Drakkar watched the man stalk off and let out his breath through his teeth. Shankar had gone too far by sending a spy after him. Was he never to be out of sight of his father? He'd come to the Seven Counties to be polished and faceted like a fine gem. So let him be tumbled with the rocks and pebbles on his own until that polishing was accomplished. And, if this was one of Shankar's spies, he was not so certain Shankar was entirely on his father's side. So he would let the boy know that he knew what the game was. He spoke, and dropped his cupped hand across the gelding's rear.
Alma dared not let out her breath until the Protector had walked far away from her. When she did, and Drakkar spoke, she damn near jumped in the saddle.
The man slapped a familiar hand across the horse's rump. As he walked past, he leaned close and said, quietly, "I know who you are. The next time you take a remount, don't steal one of my horses. And, just like I told Sir Thomas—I'll be watching you."

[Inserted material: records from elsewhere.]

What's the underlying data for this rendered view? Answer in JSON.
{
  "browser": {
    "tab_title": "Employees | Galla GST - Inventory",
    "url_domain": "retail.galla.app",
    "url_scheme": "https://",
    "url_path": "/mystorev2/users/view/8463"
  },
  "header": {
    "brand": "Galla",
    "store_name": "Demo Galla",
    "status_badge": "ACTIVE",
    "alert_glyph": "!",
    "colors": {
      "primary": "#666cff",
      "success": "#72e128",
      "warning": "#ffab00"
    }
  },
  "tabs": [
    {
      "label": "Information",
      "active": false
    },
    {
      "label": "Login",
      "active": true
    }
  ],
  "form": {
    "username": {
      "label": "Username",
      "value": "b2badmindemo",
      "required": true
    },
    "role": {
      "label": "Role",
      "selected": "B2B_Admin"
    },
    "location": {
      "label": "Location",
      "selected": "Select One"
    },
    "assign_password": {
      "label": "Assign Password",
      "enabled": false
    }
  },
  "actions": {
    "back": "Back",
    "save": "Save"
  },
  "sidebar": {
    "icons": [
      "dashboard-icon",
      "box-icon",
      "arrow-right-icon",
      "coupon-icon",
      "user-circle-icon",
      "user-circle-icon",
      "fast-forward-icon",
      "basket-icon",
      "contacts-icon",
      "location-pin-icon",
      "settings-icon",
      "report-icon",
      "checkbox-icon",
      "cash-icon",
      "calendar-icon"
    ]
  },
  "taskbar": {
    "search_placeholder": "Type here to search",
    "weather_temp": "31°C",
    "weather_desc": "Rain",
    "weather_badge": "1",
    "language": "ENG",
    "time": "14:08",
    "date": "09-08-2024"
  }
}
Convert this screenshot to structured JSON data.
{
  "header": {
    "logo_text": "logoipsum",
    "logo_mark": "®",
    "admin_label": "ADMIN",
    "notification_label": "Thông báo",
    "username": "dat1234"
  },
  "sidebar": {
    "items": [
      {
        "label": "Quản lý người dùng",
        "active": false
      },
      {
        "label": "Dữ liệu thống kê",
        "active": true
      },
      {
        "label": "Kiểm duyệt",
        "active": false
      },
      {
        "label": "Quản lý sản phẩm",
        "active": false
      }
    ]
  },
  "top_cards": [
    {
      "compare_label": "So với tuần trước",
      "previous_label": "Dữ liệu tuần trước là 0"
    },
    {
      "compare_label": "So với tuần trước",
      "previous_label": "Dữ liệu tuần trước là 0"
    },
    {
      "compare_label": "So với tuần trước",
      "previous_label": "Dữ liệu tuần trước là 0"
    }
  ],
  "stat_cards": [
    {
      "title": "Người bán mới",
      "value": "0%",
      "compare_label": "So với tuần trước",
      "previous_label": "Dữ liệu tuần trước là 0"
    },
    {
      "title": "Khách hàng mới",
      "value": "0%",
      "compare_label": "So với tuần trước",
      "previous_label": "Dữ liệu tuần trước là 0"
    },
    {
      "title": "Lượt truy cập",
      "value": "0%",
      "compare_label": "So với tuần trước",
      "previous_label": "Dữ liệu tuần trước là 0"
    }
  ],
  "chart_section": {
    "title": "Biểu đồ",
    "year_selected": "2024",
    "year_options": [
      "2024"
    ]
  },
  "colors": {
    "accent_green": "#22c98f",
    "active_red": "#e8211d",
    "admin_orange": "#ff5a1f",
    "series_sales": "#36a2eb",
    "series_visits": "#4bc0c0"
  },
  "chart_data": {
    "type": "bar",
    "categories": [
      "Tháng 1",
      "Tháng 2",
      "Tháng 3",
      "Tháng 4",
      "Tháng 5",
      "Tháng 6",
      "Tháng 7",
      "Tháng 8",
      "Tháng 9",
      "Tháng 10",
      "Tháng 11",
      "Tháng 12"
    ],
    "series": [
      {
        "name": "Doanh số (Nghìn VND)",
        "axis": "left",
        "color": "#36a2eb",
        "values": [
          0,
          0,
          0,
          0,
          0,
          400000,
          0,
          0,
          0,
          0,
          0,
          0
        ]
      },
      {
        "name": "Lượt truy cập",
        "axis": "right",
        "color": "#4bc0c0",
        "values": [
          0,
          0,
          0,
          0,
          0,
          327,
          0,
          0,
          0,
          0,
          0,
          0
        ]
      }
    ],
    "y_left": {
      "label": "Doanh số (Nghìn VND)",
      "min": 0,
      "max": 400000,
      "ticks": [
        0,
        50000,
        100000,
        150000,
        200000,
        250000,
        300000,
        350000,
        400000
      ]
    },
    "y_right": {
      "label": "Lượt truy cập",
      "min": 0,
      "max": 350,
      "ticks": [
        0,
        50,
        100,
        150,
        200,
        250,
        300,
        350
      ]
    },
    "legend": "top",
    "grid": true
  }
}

He brushed past, his scent one of horse and wood-smoke and sage. Alma gulped down her fear and gathered up her horse's reins. If he knew who she was, why didn't he tell Sir Thomas? And what price would she have to pay to keep that silence? Unless, and her mouth tightened, the arrogant being thought she had trailed after because of him? He couldn't, could he? Did he honestly think he was such a gift to women that she'd come crosscountry to follow him, in spite of the fact that she was a married woman? Well, if he did, she'd . . . she'd . . . just have to take advantage of that. Thoughtfully, Alma wheeled her horse around and headed the weary gelding to the drop line.